Dès notre plus jeune âge, notre expérience de consommateur est orientée autour du prix. On nous apprend ainsi à reconnaître ce qui est cher, et ce qui le serait moins. Seulement, un simple tarif ne dit que peu de choses d’un produit, et dès lors on ne peut juger aussi rapidement de la justesse de la somme demandée pour l’acquérir. J’ai tendance à penser qu’un produit de mauvaise qualité, fabriqué avec peu d’éthique et de respect des ressources humaines et naturelles sera toujours trop cher, quand bien même ce dernier est bradé. Le coût que l’on n’assume pas lors de l’achat finit par s’imposer, que ce soit par la dégradation continue de notre environnement, de notre santé ou tout simplement l’épuisement de notre planète… et de nous-mêmes, en définitive. Cette société du « je consomme, donc je suis » est perverse et détruit bien plus de valeur qu’elle n’en crée.
J’ai toujours beaucoup cru en la nécessité de maintenir le rôle d’un Etat protecteur, bien au delà des dimensions régaliennes auxquelles on aimerait le cantonner dans une société libérale. Plus le temps passe et plus je mesure le fait que mon propos devient ici politique, mais c’était sans doute couru d’avance : le pain et la boulangerie ont une portée dans la chose publique, et son évolution en dit long sur notre façon de la concevoir.

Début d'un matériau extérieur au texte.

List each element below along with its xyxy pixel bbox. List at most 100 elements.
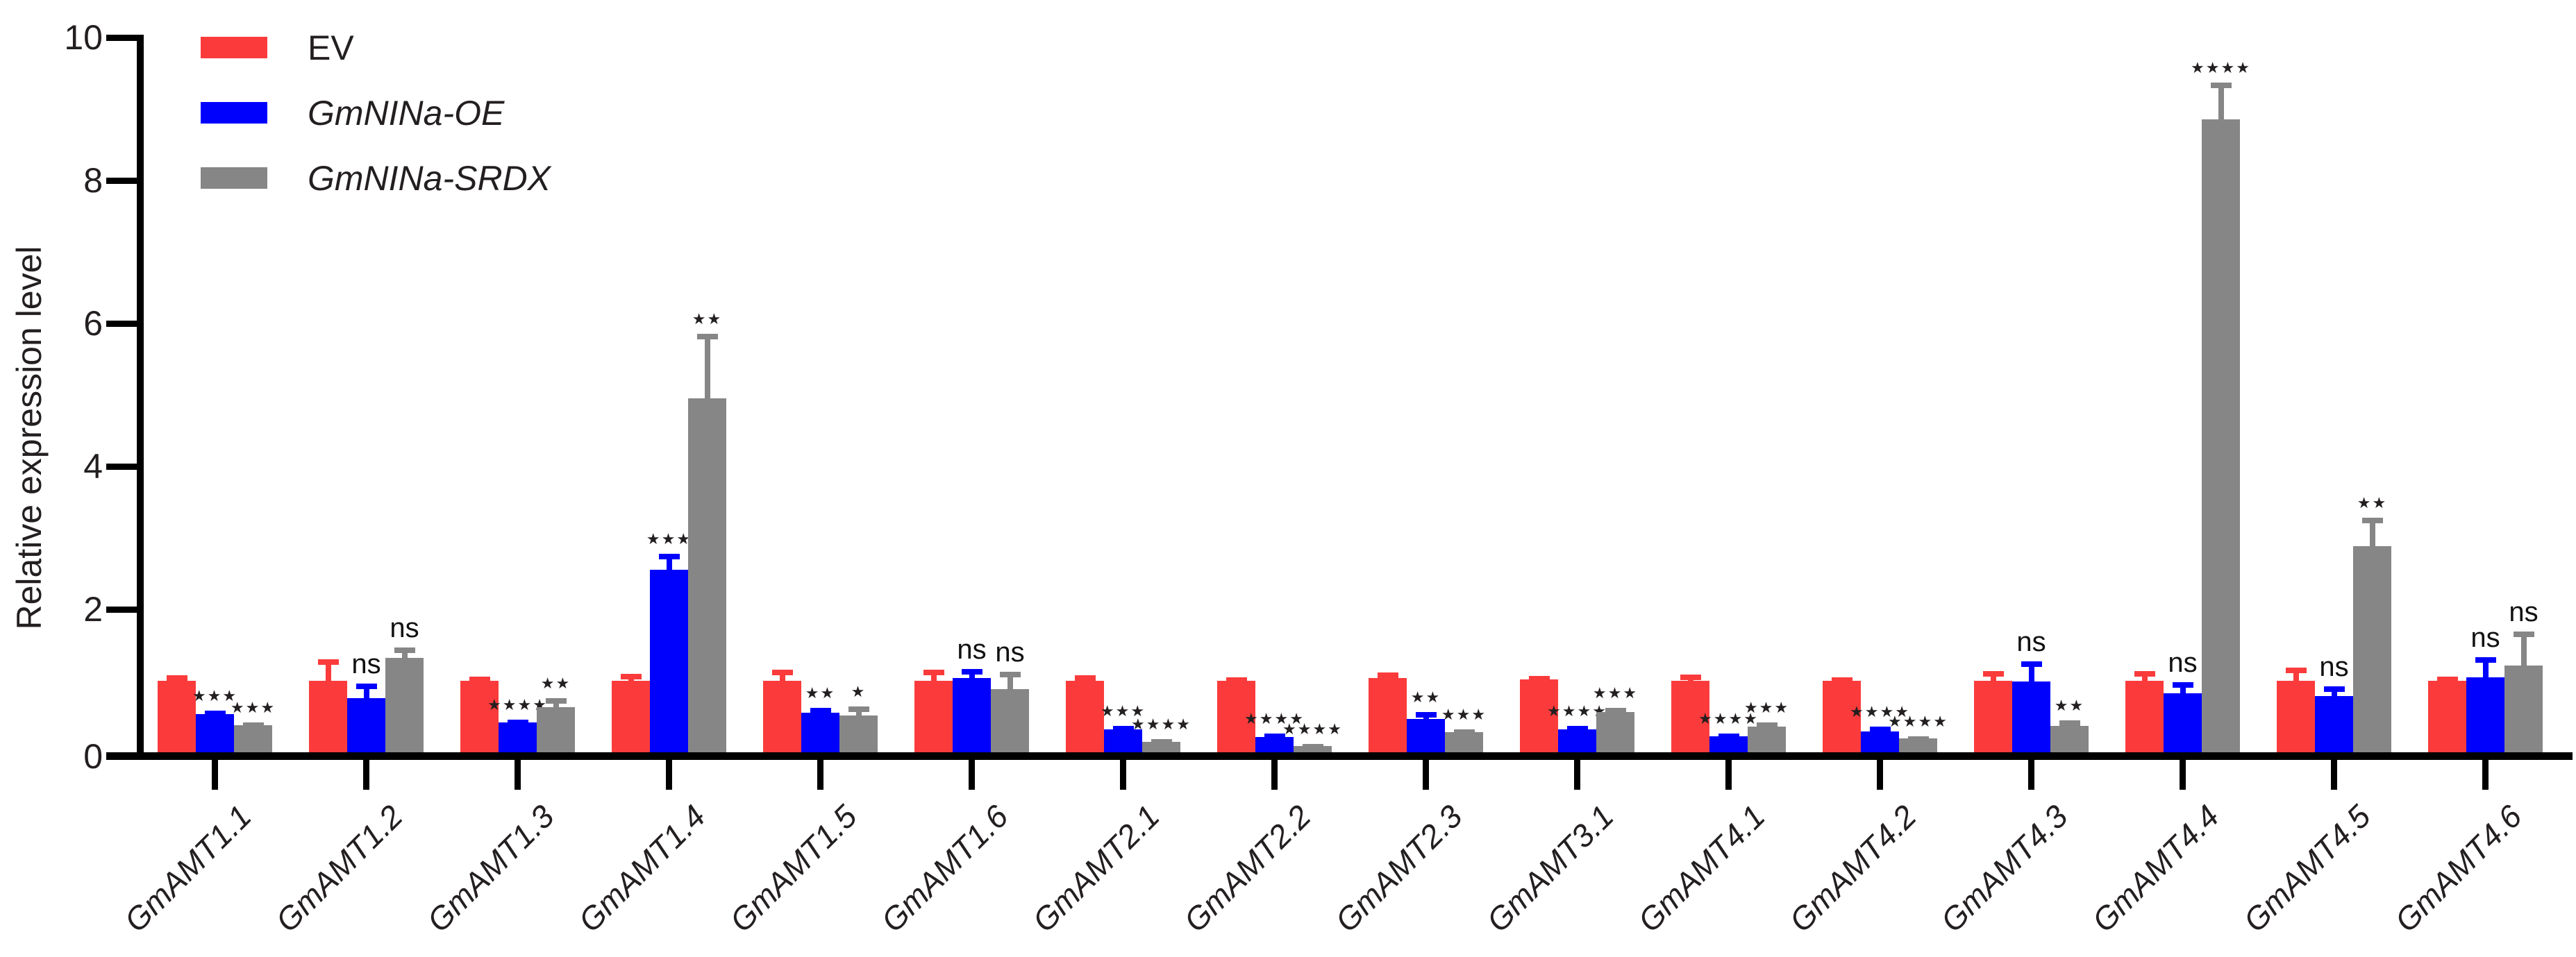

L’alimentation est un sujet majeur de notre quotidien, et en cela on ne peut que se réjouir quand le sujet est considéré à la hauteur de son importance par le législateur. La Loi pour l’équilibre des relations commerciales dans le secteur agricole et une alimentation saine et durable, issue des débats entretenus au cours des Etats Généraux de l’Alimentation (d’où son appellation commune « loi EGalim« ), est en application depuis le 1er novembre 2018. Elle intègre un ensemble de mesures visant à assurer un meilleur revenu pour les producteurs, renforcer le bien-être animal, réduire l’utilisation du plastique ou encore améliorer les conditions sanitaires et environnementales de production.
Un des actes concrets est l’encadrement des promotions des produits alimentaires : fini le « un acheté, un offert », la remise maximale autorisée par la loi est de 34%… d’où la présence abondante de ce nombre dans les catalogues des distributeurs.
Il ne faudrait pas oublier que cette réglementation s’applique également au secteur de la boulangerie. Dès lors, autant les artisans que les chaines se doivent de rester dans les clous… ce qui ne semble pas vraiment être du goût de certains, pour qui la promotion est un des arguments majeurs.
Ainsi, l’enseigne Ange a souhaité fêter la rentrée en offrant 3 baguettes pour 3 achetées au niveau national. D’autres offres sont mises en place plus localement, comme une opération proposant deux tartes offertes pour trois achetées. Dans ce dernier cas, le taux de réduction est de 40%, pour les baguettes on atteint les 50%. Autant dire que la législation est piétinée, sans que personne ne s’en émeuve. Les services de l’état ne disposent certainement pas des effectifs suffisants pour sanctionner ces pratiques, qui peuvent alors proliférer.
Au delà de cet exemple, l’objet de mon propos est tout simplement de rappeler que la nourriture gratuite n’existe pas. Il y a un juste prix à payer pour rémunérer correctement les agriculteurs de leur travail, et pour faire en sorte de respecter les sols et les ressources par des pratiques vertueuses. Au delà des considérations portées sur la matière première, le travail de transformation et le savoir-faire qui y est associé ont une valeur. La brader, que ce soit de façon temporaire ou permanente, c’est la dégrader durablement aux yeux des consommateurs. Tout le monde en pâtit à long terme, puisque les repères qui existaient jusqu’alors volent en éclats. Même si la tentation d’adopter les mêmes pratiques peut être forte pour tenter de « contrer » une concurrence locale, les artisans ont le devoir et la responsabilité (car c’en est une, réellement !) de relever la tête par l’optimisation de leur prestation, que ce soit en terme de service, de produit ou d’aménagement du point de vente. Dès lors, ne suivons jamais ceux qui se disent grands partenaires et défenseurs de l’artisanat, tels que certains meuniers, qui accompagnent et encouragent sa dérive en proposant des programmes promotionnels. L’interventionnisme meunier, qui confine à adopter la position de baron voire de parrain avec une certaine dose de cynisme, doit avoir ses limites. Si les règles sont les mêmes pour tous, nous avons encore le pouvoir d’en fixer certaines.